The abortion providers said the risk of a future Supreme Court ruling voiding that 1973 decision underscores the need for Arizona lawmakers to repeal those currently-unenforced laws on the books.Monday’s ruling drew criticism from Cathi Herrod, whose Center for Arizona Policy has been a prime force behind the various abortion restrictions here.
“Somehow providing for women’s health and safety remains a ‘substantial obstacle’ or ‘undue burden’ on a woman’s right to an abortion,” she said. “The tragedy of abortion continues in our land.”
But Herrod would not concede that Monday’s ruling dooms the Arizona restrictions.
“It will take some time to analyze the legal issues and implications,” she told Capitol Media Services.

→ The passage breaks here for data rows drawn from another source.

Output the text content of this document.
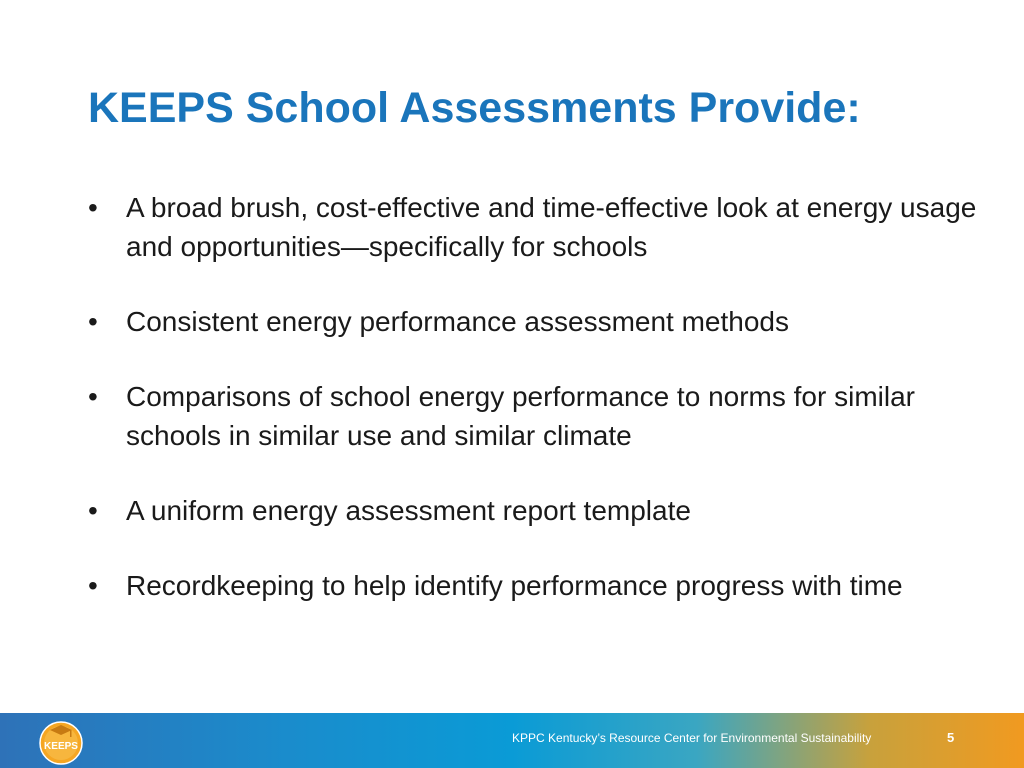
KEEPS School Assessments Provide:
•	A broad brush, cost-effective and time-effective look at energy usage and opportunities—specifically for schools
•	Consistent energy performance assessment methods
•	Comparisons of school energy performance to norms for similar schools in similar use and similar climate
•	A uniform energy assessment report template
•	Recordkeeping to help identify performance progress with time
KEEPS
KPPC Kentucky’s Resource Center for Environmental Sustainability	5
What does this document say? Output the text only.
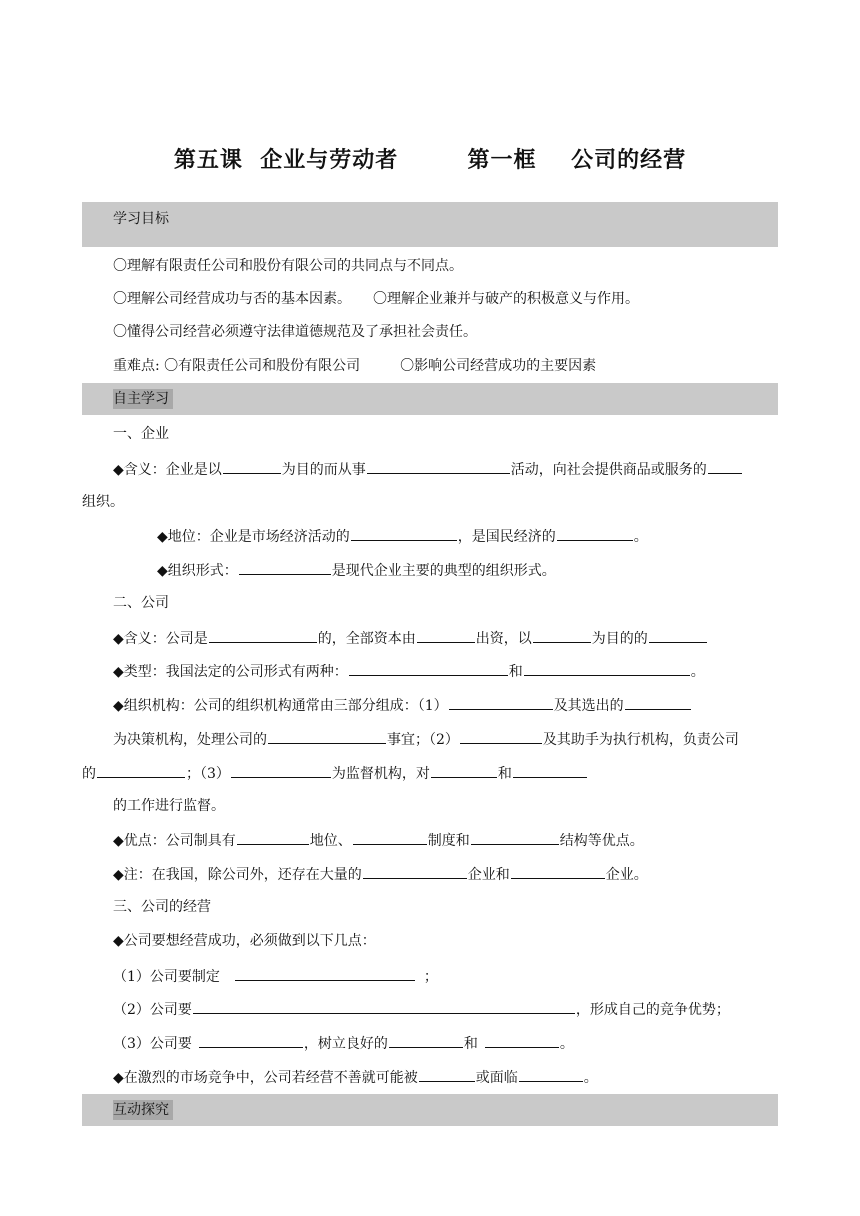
第五课  企业与劳动者        第一框    公司的经营
学习目标
〇理解有限责任公司和股份有限公司的共同点与不同点。
〇理解公司经营成功与否的基本因素。 〇理解企业兼并与破产的积极意义与作用。
〇懂得公司经营必须遵守法律道德规范及了承担社会责任。
重难点: 〇有限责任公司和股份有限公司	〇影响公司经营成功的主要因素
自主学习
一、企业
◆含义：企业是以	为目的而从事	活动，向社会提供商品或服务的
组织。
◆地位：企业是市场经济活动的	，是国民经济的	。
◆组织形式：	是现代企业主要的典型的组织形式。
二、公司
◆含义：公司是	的，全部资本由	出资，以	为目的的
◆类型：我国法定的公司形式有两种：	和	。
◆组织机构：公司的组织机构通常由三部分组成：（1）	及其选出的
为决策机构，处理公司的	事宜；（2）	及其助手为执行机构，负责公司
的	；（3）	为监督机构，对	和
的工作进行监督。
◆优点：公司制具有	地位、	制度和	结构等优点。
◆注：在我国，除公司外，还存在大量的	企业和	企业。
三、公司的经营
◆公司要想经营成功，必须做到以下几点：
（1）公司要制定	；
（2）公司要	，形成自己的竞争优势；
（3）公司要	，树立良好的	和	。
◆在激烈的市场竞争中，公司若经营不善就可能被	或面临	。
互动探究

In filing the Arizona lawsuit, Planned Parenthood is urging the federal court here to consider the implications.
“When states restrict abortion under the guide of women’s health they have to actually produce evidence that the restrictions enhance public safety,” Clapman said in filing the suit. She said several of the challenged Arizona statutes are “sham public safety laws where there’s no evidence of benefit.”
“The court is going to take a hard look at that evidence and really ask the state to justify these restrictions when they’re imposing a burden,” Clapman said.
Herrod, however, has argued the statutes at issue all are justified and justifiable.
“Abortion is different than other medical procedures,” she said in opposition to the lawsuit. “It involves taking of a life, it involves risks to the woman’s health.”
The Arizona lawsuit surrounds three basic areas.
First are what are known as “physician-only” rules, spelling out that abortions, both medical and surgical, as well as abortion-related procedures can be performed only by someone who is a doctor. Foes say there are many of these chores that can be done by specially trained nurses.
Challengers also say there is no medical reason to require a woman to visit a clinic and have an ultrasound at least 24 hours ahead of terminating a pregnancy for a consult with the physician.
The lawsuit also says Arizona not only allows but encourages the use of telemedicine, allowing medical advice to be given and prescriptions to be written after a video conference with the patients. But the lone exception is when an abortion is involved.